Kathryn did as he asked, closing her eyes with an impatient sigh loud enough for Lucas to hear. But inside, she was trembling, her heart racing. She squeezed herself into a tight corner of the elevator, straining to see in the dark, terrified that Lucas’s luck was going to run out, that the next collapse would be one he couldn’t survive.

Lucas crooked a smile at Kathryn’s sigh of exasperation, He couldn’t see her from the awkward position he was in, but he could hear her muttering to herself as she moved around. And he could sense her fear for him, the fear she was trying to cover up with her grumblings.

When he was as certain as he could be that she was safe, he stretched out his power and touched Nicholas.

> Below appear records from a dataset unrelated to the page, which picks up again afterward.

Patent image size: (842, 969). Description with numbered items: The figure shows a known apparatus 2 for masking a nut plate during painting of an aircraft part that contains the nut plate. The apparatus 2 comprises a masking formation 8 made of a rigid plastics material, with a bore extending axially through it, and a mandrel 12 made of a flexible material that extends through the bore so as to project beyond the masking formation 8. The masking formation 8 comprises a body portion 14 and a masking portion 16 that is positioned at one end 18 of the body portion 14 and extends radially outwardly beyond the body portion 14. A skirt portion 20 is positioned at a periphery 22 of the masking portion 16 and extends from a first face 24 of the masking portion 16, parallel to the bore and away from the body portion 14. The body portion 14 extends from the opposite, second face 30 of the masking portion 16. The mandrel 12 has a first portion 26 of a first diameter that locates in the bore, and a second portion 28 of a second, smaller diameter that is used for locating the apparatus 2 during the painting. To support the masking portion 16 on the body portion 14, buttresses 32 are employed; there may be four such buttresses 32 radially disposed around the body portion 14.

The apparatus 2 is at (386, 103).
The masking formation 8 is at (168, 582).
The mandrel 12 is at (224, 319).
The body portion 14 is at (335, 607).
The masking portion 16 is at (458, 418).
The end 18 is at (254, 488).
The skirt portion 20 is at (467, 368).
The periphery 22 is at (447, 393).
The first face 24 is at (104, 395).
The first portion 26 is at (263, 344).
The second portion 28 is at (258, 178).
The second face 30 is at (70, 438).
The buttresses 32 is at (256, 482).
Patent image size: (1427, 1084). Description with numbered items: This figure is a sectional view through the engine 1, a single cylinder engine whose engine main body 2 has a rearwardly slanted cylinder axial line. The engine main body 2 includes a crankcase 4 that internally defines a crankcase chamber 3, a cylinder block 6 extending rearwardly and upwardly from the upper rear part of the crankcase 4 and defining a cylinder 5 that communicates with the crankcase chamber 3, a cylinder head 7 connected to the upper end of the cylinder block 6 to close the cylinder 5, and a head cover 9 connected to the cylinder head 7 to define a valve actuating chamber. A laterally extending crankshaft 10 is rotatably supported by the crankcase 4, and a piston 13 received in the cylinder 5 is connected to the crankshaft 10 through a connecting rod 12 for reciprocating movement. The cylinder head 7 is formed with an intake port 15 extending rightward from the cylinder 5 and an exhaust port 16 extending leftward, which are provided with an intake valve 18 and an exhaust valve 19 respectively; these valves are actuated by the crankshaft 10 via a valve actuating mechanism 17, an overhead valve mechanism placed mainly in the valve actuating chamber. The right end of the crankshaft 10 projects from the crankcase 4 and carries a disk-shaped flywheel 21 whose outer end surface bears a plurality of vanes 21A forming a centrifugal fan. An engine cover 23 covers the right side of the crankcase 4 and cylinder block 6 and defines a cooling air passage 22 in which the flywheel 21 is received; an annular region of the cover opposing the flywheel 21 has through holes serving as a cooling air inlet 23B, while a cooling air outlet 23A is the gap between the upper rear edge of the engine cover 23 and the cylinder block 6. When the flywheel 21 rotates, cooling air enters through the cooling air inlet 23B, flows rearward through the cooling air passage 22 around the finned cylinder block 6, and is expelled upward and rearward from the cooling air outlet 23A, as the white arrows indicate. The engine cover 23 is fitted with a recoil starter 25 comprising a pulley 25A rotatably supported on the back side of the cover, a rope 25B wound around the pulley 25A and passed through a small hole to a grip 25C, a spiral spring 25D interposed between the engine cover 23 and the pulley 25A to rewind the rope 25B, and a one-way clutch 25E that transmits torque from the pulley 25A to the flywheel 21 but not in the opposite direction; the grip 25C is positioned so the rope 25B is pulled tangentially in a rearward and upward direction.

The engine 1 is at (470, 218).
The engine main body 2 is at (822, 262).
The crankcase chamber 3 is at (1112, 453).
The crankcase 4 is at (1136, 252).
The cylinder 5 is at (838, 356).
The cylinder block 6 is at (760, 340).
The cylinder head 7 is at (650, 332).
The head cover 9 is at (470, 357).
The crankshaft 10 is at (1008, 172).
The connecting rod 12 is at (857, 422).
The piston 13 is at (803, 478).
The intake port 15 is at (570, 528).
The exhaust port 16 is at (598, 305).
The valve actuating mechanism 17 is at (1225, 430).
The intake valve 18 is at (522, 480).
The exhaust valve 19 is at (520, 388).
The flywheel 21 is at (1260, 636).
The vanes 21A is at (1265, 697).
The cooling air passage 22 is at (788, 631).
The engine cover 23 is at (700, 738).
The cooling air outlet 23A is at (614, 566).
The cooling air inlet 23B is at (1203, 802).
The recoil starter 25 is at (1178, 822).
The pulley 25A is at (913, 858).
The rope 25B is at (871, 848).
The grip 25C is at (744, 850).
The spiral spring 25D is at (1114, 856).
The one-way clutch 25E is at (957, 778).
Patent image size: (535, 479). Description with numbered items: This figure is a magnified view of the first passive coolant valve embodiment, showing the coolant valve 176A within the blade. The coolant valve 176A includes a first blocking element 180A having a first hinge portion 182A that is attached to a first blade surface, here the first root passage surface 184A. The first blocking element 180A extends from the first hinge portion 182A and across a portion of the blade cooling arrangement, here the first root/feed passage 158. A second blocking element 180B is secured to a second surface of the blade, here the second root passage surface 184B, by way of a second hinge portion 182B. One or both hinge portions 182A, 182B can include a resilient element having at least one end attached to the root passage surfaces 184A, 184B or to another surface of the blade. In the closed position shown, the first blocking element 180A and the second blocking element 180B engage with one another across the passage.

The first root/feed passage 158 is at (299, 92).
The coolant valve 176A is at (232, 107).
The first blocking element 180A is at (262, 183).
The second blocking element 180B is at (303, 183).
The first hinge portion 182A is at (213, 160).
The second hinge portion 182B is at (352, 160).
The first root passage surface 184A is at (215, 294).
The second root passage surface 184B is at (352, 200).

“Sire?” Nicholas’s thoughts were tight with worry.

“Any complications from the human authorities so far?”

“A patrol car came out. Someone heard the blast and called it in. We had a nice chat, and they went away happy.”

“Excellent. Are you coming down the elevator shaft?”

“Yes. We had to move a few tons of debris first, but we finally cleared the shaft. We can cut through—”

“No. Kathryn’s in there. I’ll come to you.”

“You’re coming up?”

“After I move this fucking heavy pile, yeah. It’s going to be . . . bad, Nick. You understand?”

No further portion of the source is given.